The bubble concerns focus on the possibility of mass default if interest rates rise rapidly. That would be a problem for banks and the entire economy, but it is the banks - from your local branch to the Bank of Canada in Ottawa - that have the power to deflate any bubbles in the housing sector.

Although mortgage rates are set by individual banks, the trend setting interest rate is set by the Bank of Canada. It can use the benchmark rate and several other monetary tools as levers to cool an overheated economy or heat up a cold economy. To wit: In the aftermath of the 2008 global financial meltdown and last year’s economic lockdown, the central bank kept rates low while it injected cheap money into the economy to keep credit flowing.

With all that debt sloshing around it’s hard to believe the Bank of Canada has any intention of raising the benchmark rate. It has already taken the rare measure of publicly signaling that rates will remain low for a long time. Last week, a top Bank of Canada official mentioned rising home prices aren’t going unnoticed, but did not indicate that any action is in the works at the central bank beyond being on watch for risks to the financial system.    

And then there are the banks themselves, which have the ability to control housing risk on the front lines. Through proper screening and stress tests they can prevent individuals who might not be able to pay their mortgages from becoming large groups that can’t pay their mortgages.

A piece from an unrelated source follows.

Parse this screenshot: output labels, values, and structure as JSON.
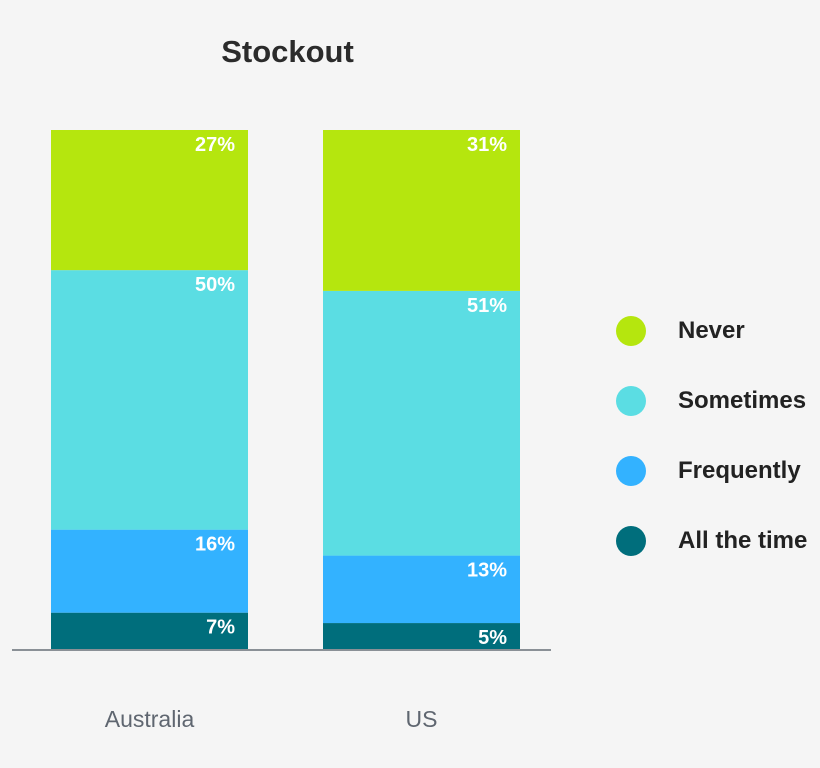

While some of the economists warning of a bubble represent the big banks, the body that regulates them - The Office of the Superintendent of Financial Institutions (OSFI) - has not expressed a need for an additional clampdown (at least not yet). Even the Federal government, which has tightened mortgage rules in the past, hasn’t rushed intervention. 

For many wannabe homeowners and those looking to move up the housing ladder the level of risk depends on their personal situation. Anyone taking on a new mortgage should get their bank to do an informal stress test based on their ability to make regular payments in a rising interest rate environment: have the bank run scenarios of what mortgage payments would be if rates went up one, two, or three per cent and determine if budgets could withstand that pressure.

One thing to keep in mind; there are troubles with bubbles. The housing bubble concerns focus on big city markets like Toronto and Vancouver, and don’t apply to the vast majority of Canada.

Bubbles also imply prices are out of whack with intrinsic values as we’ve seen in cryptocurrencies, cannabis stocks and some technology stocks. Even if a housing correction occurs and prices dip for one or two years, long-term homeowners will be able to weather it out with a roof over their heads. The real housing risk lies with speculators and flippers.      

Finally, we’ve been hearing about housing bubbles since at least 2008. It’s possible many potential homeowners who were frightened off since then have been priced out of the market.

Those who are in the market are enjoying record low mortgage rates. More of their regular payments are going toward building equity and owning their homes free and clear.